The iconic and amazing ruin of Dunluce Castle bears witness to a long and tumultuous history. First built on the dramatic coastal cliffs of north County Antrim by the MacQuillan family around 1500, the earliest written record of the castle was in 1513.
In the 16th Century when Sorley Boy McDonnell came over from Scotland to consolidate McDonnell territories in both Ireland and Scotland, his main base became Dunluce Castle. Dunluce Castle is one of the most iconic monuments in Northern Ireland situated as it is rather precariously on the craggy and treacherous Antrim coast and it provides a very important chapter in the history of the McDonnells of Antrim and North East Ulster.
Dunluce Castle still belongs to the McDonnell family, however, it is currently managed under a deed of guardianship by the Northern Irish Environment Agency.
It was seized by the ambitious MacDonnell clan in the 1550s, who set about stamping their mark on the castle under the leadership of the famous warrior chieftain Sorely Boy MacDonnell during an era of violence, intrigue, and rebellion.
In the 17th century, Dunluce was the seat of the earls of County Antrim and saw the establishment of a small town in 1608. Visitors can explore the findings of archaeological digs within the cobbled streets and stone merchants’ houses of the long-abandoned Dunluce Town.

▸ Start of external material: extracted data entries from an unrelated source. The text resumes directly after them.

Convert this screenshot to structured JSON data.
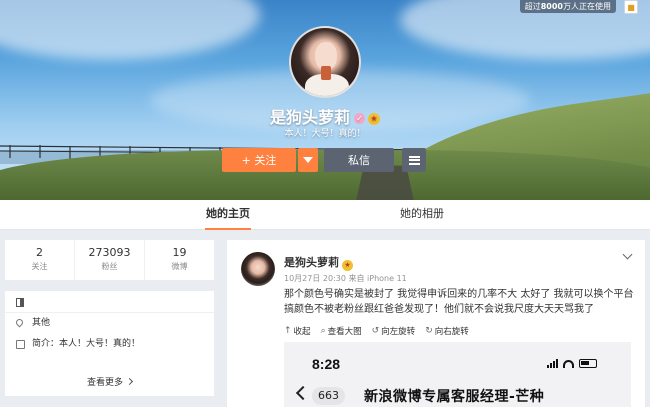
{
  "top_badge": {
    "prefix": "超过",
    "count": "8000",
    "suffix": "万人正在使用"
  },
  "profile": {
    "name": "是狗头萝莉",
    "bio": "本人！大号！真的！",
    "follow_label": "+ 关注",
    "message_label": "私信"
  },
  "tabs": [
    {
      "label": "她的主页",
      "active": true
    },
    {
      "label": "她的相册",
      "active": false
    }
  ],
  "stats": [
    {
      "value": "2",
      "label": "关注"
    },
    {
      "value": "273093",
      "label": "粉丝"
    },
    {
      "value": "19",
      "label": "微博"
    }
  ],
  "info": {
    "location": "其他",
    "intro": "简介：本人！大号！真的！",
    "more_label": "查看更多"
  },
  "post": {
    "author": "是狗头萝莉",
    "meta": "10月27日 20:30 来自 iPhone 11",
    "text": "那个颜色号确实是被封了 我觉得申诉回来的几率不大 太好了 我就可以换个平台搞颜色不被老粉丝跟红爸爸发现了！他们就不会说我尺度大天天骂我了",
    "tools": [
      "收起",
      "查看大图",
      "向左旋转",
      "向右旋转"
    ],
    "image": {
      "time": "8:28",
      "count": "663",
      "title": "新浪微博专属客服经理-芒种"
    }
  },
  "colors": {
    "accent": "#ff8140",
    "dark_button": "#5b6470",
    "page_bg": "#e9edf2"
  }
}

It was Sorley Boy’s grandson, the 2nd Earl of Antrim, and his wife who finally decided to abandon Dunluce. In 1639 as they were waiting for dinner one evening the kitchen, along with kitchen staff, fell into the sea. This is thought to have been the final straw. Although the 1st Earl of Antrim had already built a fine house at Glenarm, this was burnt down in the 1640s by a Scots Covenanter army, so even though they still visited a wing of the house, the Antrim family based itself at a house near Dunluce called Ballymagarry until Glenarm Castle was rebuilt by the 5th Earl in 1756.
The dramatic history of Dunluce is matched by tales of a banshee and how the castle kitchens fell into the sea one stormy night in 1639.